To clarify a bit what has been said already:
Set DNS Director to on and mode to "router". That will force any client doing a DNS lookup on port 53 to use the router's DNS, no matter what IP they try to lookup to. It can be confusing as an nslookup to 8.8.8.8 will still say it is coming from google, but really it is coming from the router. It just replaces the payload of the response. You can consider DNS director a totally independent feature from whatever you're doing on your WAN page, but when used in conjunction (by setting it to router) they two work together to accomplish what you want.
On your WAN DNS set up whatever you want to be used for DNS, including the servers, DNSSEC, DOT, etc. Optionally you can enable "prevent auto DOH" but that is only for a few scenarios. A client can still set up their own DOH or DOT and bypass your router, no way around that other than installing a blacklist of those servers (and that won't be 100% either).
The two steps above will force all client requests for port 53/dns to use whatever is set on the WAN page for DNS (even though they won't know it).
Make sure your DHCP server settings have no DNS server specified and have the "advertise router's IP" set to "yes".
Then optionally you can set exceptions on the DNS director page. If you set a client to "no filtering", it will use whatever is configured on the client (whether learned from DHCP or statically set). In my case I leave my own PCs set to "no filtering". They still get the router IP from DHCP and use the settings on the WAN page normally, but if I ever want to lookup against another DNS server for testing, I can. Or you can set kids PCs to use an adult filtering service instead of the regular WAN DNS, etc. But those PCs will NOT get DOT or other security filters from the WAN page, they will bypass those settings on the WAN completely when you specify anything other than "router" on the DNS director page.

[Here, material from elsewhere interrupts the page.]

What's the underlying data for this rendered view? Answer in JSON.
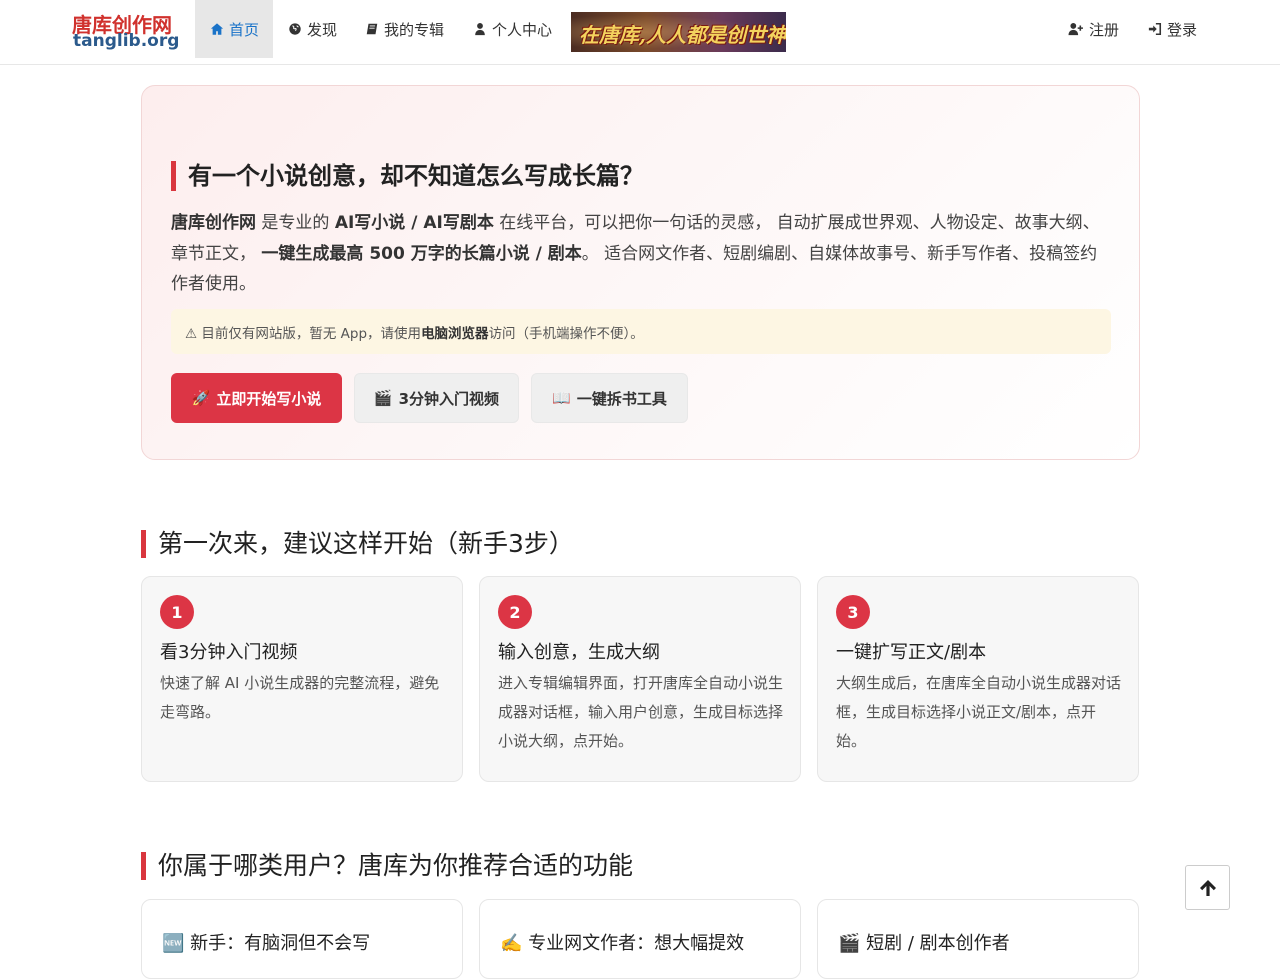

My router seems to slow down a lot with DNSSEC and/or DOT enabled (older AC1900 router) so I don't even have those on.
Personally I don't think they're all that useful anyway
DNSSEC just re-validates what your DNS service is already doing (most of them do DNSSEC already). It is somewhat pointless to a recursive DNS server. It doesn't stop that server from getting hacked and returning you invalid replies, so really just extra latency and load on your router for no reason. If you really want to do DNSSEC you need to set up a DNS server on your network that looks up directly to the root DNS and resolves directly.

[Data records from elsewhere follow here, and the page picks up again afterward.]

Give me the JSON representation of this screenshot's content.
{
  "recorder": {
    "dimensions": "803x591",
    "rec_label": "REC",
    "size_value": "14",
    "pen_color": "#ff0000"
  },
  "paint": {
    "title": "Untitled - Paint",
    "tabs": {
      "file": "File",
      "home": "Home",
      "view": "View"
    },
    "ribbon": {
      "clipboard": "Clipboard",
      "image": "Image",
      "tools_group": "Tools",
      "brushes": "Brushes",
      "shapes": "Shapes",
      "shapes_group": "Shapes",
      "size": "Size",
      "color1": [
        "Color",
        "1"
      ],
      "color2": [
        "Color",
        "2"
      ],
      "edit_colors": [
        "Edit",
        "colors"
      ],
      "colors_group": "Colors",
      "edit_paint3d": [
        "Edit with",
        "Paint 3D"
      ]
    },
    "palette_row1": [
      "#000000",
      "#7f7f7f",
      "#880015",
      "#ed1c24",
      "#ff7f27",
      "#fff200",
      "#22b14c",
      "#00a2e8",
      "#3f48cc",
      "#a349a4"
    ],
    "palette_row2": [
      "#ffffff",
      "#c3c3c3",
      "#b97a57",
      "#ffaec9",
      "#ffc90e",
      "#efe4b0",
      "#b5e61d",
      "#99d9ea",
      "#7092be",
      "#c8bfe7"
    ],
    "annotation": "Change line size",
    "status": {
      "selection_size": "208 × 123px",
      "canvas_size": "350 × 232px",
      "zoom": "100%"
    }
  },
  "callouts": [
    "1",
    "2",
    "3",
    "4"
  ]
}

DOT is for hiding your lookups from your ISP, but not like they can't see what site you go to right after doing that lookup. In some countries where sites are filtered using DNS, DOT/DOH is useful, but not really an issue in the US, and those countries probably block the IPs of those sites anyway. Plus so many other things are tracking you, what's one more? If I truly want what I'm doing hidden I use a VPN. But I'm not doing anything that is going to get me flagged on any watch lists anyway.
Mainly I just wanted an extra line of protection for friends and neighbors that I let use my wifi that aren't as careful as I am (and also IOT devices as I don't fully trust them), and just in case I'm not paying attention and click a phishing or malicious link (or those times when an ad on a website turns out to be malicious and redirects to a bad site even if you don't click it). Nothing is going to block it all but between browser protection, antivirus, AiProtection, and DNS filter, hopefully will catch most.